It has been so long since I have seen you. So many things have happened in my life that I wish you would have been here to see: my first high school dance, sports games, high school graduation, beginning college. All of the big steps in my life that I am conquering day by day are being done without you by my side. If I could have a chance to talk to you one last time, I would begin by saying I'm sorry.
I'm sorry that I did not spend as much time with you as I could have. I know a greeting hug at the front door may have meant a lot to you, but I did not take the time to cherish those; Instead I ran off to play with my siblings and cousins while you sat at the kitchen table with my parents. I am sorry that I did not always want to sit and do cross word puzzles or eat the green vegetables that you made for me. I am sorry for giving you attitude when I was tired or not appreciating everything that you had done for me; but most of all, I am sorry for not loving you as much as could have.

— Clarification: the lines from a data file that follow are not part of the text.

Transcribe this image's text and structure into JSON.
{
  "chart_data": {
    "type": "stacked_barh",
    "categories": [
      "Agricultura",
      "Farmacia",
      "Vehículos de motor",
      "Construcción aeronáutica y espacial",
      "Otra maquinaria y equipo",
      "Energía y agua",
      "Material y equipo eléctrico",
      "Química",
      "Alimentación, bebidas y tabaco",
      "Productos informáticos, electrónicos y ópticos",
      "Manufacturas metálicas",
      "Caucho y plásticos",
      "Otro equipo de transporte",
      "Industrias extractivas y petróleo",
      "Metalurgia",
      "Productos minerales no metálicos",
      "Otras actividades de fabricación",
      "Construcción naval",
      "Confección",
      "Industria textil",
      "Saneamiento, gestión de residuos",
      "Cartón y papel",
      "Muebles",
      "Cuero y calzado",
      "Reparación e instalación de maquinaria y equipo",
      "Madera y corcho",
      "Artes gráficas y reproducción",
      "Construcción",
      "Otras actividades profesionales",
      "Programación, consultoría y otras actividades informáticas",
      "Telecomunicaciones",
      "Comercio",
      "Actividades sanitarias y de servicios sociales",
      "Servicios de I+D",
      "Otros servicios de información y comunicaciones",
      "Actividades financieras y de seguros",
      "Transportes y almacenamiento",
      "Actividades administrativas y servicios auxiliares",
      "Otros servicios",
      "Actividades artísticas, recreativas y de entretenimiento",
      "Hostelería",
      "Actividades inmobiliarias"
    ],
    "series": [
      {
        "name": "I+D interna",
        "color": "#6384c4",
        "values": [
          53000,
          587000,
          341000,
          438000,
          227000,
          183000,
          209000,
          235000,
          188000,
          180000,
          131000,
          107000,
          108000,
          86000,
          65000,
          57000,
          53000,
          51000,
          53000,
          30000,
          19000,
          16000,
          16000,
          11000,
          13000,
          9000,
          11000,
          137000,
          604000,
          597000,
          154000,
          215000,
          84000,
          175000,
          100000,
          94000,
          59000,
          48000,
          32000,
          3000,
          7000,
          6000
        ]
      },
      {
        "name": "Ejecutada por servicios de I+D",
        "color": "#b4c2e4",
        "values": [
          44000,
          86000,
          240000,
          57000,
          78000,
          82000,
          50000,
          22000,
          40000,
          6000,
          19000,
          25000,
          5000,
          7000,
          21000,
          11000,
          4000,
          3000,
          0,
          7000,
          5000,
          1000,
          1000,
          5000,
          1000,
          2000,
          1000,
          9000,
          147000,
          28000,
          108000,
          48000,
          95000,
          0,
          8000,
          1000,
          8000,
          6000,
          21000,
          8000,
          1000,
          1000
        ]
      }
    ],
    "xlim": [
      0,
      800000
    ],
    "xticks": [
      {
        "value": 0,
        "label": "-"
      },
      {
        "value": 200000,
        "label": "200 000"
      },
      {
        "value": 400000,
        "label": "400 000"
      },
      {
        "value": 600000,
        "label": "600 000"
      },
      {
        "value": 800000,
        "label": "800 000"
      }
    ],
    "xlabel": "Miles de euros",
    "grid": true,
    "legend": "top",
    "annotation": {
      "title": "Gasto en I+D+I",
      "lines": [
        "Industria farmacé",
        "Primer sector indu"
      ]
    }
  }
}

Why did the cancer have to take you so early? It just isn't fair. You never smoked, rarely ever drank; you even pushed all of us to eat healthy like you. I hope one day, for your sake and every other cancer patients, that a cure is found. No one deserves to go through what my family and I did when we heard we were losing you.Life is going well now. I have finished my first year in college and am slowly learning how to live on my own. Even though things are looking up for me, it still is not the same going through these major events in my life without you. I always wonder what you would have done when you found out I got accepted into the college of my dreams or when I bought my first car. I know you would have been so proud of me and that is something that I have to hold onto.
It is hard for me to accept the fact that you will not be at my college graduation or watch me walk down the aisle. It is hard for me to think about having my first child and not seeing you walk through the hospital door with a bright smile on your face as you go to meet your great-grandchild. There are so many things that will happen in my life that you will miss.
Even though you cannot physically be here, I know you are always with me. When that certain song comes on on the radio or you appear in my dreams, I know it means that you have not actually left my side. Words cannot explain how much I love and miss you everyday. Life does not stop when you lose someone you love; life goes on. As hard as it is to accept the fact that you are gone, I just want you to know that this is not good-bye, it is a see you later.